- miércoles 12 de agosto de 2026 - 12:00 AM
La gira de despedida de Xuxa Meneghel, intérprete de ‘Ilarié’, iniciada hace unos días en Brasil ante más de 50 mil personas, no solo moviliza a una generación que creció con su música, también pone en escena el juicio implacable de la sociedad sobre el cuerpo femenino cuando envejece.
Bastó un concierto para que las redes sociales dejaran de hablar de una artista que ha vendido millones de discos, revolucionó la televisión infantil latinoamericana y marcó la cultura popular de varias décadas. Lo verdaderamente importante, según los jueces de internet, fue un vestuario. Unas botas. Un escote. Unas piernas. De pronto, la conversación dejó de ser sobre una carrera monumental y pasó a ser sobre cuánto cuerpo «debería» mostrar una mujer de 63 años.
No deja de ser curioso. Nadie parece preguntarse si un hombre de esa misma edad tiene derecho a usar una chaqueta de cuero, pantalones ajustados o a bailar rodeado de mujeres veinteañeras.
Chayanne, Ricardo Arjona, Marco Antonio Solís, Emmanuel, Miguel Bosé o José Luis Rodríguez ‘El Puma’ continúan subiéndose a los escenarios con una imagen cuidadosamente construida para proyectar vigor, sensualidad y carisma. Nadie les exige vestirse «de acuerdo con su edad». A ellos el tiempo los consagra.
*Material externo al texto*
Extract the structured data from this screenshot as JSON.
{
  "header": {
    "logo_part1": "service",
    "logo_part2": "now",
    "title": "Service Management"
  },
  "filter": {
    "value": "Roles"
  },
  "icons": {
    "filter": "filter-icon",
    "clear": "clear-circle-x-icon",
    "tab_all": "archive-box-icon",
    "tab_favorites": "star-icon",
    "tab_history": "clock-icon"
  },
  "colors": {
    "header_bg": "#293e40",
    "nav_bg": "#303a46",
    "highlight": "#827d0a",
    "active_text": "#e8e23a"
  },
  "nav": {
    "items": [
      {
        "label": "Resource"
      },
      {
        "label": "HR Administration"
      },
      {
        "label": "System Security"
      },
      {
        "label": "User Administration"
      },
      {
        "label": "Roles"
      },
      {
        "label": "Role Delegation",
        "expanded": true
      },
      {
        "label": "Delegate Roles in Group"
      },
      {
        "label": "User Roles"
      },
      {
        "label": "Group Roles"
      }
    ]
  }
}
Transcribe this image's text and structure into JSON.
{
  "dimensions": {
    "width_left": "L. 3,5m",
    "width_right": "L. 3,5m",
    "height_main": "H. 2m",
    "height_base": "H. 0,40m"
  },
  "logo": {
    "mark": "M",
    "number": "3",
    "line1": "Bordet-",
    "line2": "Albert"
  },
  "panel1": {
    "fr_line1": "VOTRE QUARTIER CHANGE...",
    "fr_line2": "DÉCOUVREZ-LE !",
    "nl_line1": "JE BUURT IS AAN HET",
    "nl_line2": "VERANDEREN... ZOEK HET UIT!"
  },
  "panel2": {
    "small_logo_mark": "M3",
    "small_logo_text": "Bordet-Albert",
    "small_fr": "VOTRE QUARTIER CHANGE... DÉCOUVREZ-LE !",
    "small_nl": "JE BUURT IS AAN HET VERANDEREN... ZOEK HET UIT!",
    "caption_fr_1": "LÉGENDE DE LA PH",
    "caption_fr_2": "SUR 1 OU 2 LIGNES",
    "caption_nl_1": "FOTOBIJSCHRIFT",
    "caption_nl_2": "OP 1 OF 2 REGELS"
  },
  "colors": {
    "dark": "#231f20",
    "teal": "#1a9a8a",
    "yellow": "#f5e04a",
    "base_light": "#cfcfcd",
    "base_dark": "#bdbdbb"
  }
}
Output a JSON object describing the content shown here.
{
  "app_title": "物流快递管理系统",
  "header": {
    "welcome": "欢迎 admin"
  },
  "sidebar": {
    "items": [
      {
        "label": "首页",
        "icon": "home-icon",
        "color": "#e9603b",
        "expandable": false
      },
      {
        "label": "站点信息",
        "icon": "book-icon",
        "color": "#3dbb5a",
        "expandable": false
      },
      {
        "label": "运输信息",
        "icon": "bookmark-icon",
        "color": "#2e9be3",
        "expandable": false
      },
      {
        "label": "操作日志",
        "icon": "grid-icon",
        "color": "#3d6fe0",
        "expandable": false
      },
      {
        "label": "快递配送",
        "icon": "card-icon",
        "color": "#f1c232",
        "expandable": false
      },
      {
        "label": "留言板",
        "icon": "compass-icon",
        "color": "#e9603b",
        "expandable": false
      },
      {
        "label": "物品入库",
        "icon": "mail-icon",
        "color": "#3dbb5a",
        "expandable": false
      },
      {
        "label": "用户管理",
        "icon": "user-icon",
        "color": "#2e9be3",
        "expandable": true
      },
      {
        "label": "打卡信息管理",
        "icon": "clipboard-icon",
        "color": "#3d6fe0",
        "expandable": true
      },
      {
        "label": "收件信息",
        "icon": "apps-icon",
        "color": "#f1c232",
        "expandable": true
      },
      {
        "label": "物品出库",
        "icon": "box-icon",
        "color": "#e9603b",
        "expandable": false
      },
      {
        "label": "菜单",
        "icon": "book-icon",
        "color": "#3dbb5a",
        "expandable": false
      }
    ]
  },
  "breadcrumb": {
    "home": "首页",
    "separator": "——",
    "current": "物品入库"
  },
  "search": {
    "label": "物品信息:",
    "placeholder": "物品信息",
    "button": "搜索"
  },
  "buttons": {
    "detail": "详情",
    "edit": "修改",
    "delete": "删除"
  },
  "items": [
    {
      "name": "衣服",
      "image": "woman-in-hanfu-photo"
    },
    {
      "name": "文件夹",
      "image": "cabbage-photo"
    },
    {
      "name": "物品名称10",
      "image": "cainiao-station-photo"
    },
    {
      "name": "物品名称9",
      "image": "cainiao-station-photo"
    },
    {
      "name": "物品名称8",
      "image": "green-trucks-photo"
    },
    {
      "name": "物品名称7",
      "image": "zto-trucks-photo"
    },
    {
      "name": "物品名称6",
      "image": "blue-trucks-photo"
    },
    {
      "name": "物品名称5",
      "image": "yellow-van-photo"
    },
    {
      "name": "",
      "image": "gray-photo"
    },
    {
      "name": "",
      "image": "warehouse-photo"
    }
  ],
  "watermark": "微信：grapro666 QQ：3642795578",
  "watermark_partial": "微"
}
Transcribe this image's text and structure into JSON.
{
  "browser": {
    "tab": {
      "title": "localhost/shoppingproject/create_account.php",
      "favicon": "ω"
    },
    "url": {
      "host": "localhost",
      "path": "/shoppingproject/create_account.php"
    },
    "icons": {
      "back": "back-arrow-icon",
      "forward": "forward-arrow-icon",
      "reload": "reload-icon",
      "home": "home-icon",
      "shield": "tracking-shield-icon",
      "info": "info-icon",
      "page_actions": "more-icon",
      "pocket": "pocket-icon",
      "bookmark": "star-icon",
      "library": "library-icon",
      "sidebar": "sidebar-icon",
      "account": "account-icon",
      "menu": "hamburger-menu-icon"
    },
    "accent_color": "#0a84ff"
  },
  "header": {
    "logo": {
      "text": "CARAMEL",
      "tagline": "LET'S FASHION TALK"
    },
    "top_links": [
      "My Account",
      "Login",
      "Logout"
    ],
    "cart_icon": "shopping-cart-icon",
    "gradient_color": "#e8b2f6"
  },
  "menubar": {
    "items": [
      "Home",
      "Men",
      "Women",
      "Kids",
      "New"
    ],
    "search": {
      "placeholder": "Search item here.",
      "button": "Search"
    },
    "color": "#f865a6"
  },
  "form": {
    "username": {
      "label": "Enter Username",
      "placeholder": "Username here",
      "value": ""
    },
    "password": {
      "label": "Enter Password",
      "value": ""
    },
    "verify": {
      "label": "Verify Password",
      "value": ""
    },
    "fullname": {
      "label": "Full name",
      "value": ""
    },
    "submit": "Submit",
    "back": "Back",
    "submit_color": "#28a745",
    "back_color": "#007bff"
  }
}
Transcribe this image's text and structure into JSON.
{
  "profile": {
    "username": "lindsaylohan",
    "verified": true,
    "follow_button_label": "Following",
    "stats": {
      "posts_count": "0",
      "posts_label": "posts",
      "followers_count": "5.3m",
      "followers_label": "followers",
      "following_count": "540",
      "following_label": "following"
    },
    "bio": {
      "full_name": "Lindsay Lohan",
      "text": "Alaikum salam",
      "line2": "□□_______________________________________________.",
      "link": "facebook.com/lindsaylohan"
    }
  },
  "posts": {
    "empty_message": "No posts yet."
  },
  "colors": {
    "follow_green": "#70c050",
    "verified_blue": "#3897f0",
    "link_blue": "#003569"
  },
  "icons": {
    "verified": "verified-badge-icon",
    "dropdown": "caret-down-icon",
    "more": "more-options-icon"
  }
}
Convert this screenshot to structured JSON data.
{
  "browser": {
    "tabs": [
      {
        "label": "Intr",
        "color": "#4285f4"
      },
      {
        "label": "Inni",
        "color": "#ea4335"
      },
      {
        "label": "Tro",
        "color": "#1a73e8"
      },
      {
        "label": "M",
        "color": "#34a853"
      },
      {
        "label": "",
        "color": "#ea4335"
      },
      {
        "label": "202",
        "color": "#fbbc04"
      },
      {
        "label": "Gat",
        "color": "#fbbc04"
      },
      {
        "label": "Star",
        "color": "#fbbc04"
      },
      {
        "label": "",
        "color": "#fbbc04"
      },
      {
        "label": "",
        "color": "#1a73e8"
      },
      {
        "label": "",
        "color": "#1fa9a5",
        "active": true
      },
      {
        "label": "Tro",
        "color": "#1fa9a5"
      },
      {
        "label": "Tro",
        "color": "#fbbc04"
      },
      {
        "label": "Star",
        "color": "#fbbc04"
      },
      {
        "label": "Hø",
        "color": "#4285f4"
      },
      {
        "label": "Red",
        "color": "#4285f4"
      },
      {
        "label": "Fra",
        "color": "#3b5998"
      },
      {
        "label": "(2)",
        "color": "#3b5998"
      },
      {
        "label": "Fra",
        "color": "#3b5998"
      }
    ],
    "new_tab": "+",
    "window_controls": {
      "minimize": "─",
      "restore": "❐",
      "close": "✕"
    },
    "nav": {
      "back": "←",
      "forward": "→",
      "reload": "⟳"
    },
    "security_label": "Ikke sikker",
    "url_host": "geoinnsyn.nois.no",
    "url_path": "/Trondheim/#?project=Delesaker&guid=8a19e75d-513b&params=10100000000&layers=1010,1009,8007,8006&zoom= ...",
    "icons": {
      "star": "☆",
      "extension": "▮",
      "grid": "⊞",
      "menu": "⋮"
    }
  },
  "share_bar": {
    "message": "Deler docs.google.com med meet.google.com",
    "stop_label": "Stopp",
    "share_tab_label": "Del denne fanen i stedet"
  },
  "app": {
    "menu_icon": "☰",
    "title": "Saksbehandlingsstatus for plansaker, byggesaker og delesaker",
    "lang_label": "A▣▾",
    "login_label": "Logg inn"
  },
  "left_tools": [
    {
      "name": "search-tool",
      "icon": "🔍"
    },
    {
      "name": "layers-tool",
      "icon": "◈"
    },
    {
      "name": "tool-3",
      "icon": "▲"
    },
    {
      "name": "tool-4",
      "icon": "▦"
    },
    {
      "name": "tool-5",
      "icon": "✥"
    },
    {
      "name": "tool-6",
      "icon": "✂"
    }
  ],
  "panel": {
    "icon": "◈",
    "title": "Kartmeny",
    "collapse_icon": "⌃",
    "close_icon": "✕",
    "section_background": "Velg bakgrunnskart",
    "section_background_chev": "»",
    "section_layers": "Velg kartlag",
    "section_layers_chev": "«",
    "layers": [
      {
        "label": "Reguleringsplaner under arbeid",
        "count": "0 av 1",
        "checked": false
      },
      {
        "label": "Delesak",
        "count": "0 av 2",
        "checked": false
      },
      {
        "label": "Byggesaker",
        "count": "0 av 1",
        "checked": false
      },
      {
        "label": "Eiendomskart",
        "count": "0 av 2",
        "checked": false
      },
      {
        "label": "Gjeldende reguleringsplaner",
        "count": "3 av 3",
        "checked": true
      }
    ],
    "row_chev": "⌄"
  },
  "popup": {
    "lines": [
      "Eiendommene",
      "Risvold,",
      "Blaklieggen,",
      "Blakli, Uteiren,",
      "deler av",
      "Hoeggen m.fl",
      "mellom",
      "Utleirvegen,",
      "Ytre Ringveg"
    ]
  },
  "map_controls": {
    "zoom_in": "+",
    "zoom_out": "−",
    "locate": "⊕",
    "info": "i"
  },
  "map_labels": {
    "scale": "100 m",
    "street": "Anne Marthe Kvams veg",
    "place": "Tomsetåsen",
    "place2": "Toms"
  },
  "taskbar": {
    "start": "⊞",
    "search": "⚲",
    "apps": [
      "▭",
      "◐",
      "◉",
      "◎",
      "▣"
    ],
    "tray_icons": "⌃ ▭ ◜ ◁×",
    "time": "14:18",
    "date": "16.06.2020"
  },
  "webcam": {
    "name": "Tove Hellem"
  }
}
Las mujeres, en cambio, reciben el permiso condicionado como aplauso. Pueden seguir cantando, siempre que no incomoden. Pueden seguir apareciendo, siempre que no intenten parecer jóvenes. Pueden envejecer, pero con discreción. Con elegancia. Con el tipo de elegancia que otros definen por ellas.
Es una violencia particularmente sofisticada que rara vez reconocemos como tal. Convertir el envejecimiento femenino en un protocolo. Como si la sociedad hubiera redactado un manual silencioso donde cada década elimina un derecho. A los veinte se puede provocar. A los treinta, seducir. A los cuarenta, moderarse. A los cincuenta, inspirar. Después de los sesenta solo queda representar la dignidad según el criterio ajeno.
Qué concepto tan miserable de la dignidad. Porque la dignidad nunca ha estado en el largo de una falda. Está en la libertad de elegirla.
Y el arte jamás ha servido para obedecer expectativas. El escenario no es una oficina de protocolo. Es un territorio simbólico donde el cuerpo también comunica. Cada vestuario, cada movimiento y cada decisión estética forman parte de un discurso. Reducir todo eso a una discusión sobre «si ya está muy vieja para usar eso» revela una pobreza crítica alarmante.
Paradójicamente muchos de quienes hoy condenan la imagen de Xuxa crecieron viendo a esa misma mujer romper esquemas en la televisión. La celebraban cuando representaba la juventud eterna, pero ahora parecen castigarla por demostrar que la juventud nunca fue el verdadero tema. El problema no es que ella haya cambiado, sino que la sociedad todavía no sabe cómo mirar a una mujer que envejece sin pedir permiso.
Esta polémica es reveladora porque no habla de Xuxa. Habla de nosotros.
Quizá por eso esta gira de despedida termina siendo mucho más interesante de lo que parece. Ya no es únicamente el cierre de una carrera extraordinaria. Es una prueba social. Un experimento que expone hasta qué punto seguimos asociando el valor de una mujer con su capacidad para cumplir expectativas ajenas.
El arte no envejece cuando el artista cumple años. Y este es el verdadero espectáculo que estamos presenciando. No el de una mujer de 63 años subiéndose a un escenario con el vestuario que le da la gana, sino el de una sociedad que todavía necesita discutir si una mujer puede seguir siendo dueña de su cuerpo después de los 60.
La despedida de Xuxa no está ocurriendo sobre el escenario. Está ocurriendo en la cabeza de quienes creen que una mujer debe retirarse mucho antes que su talento.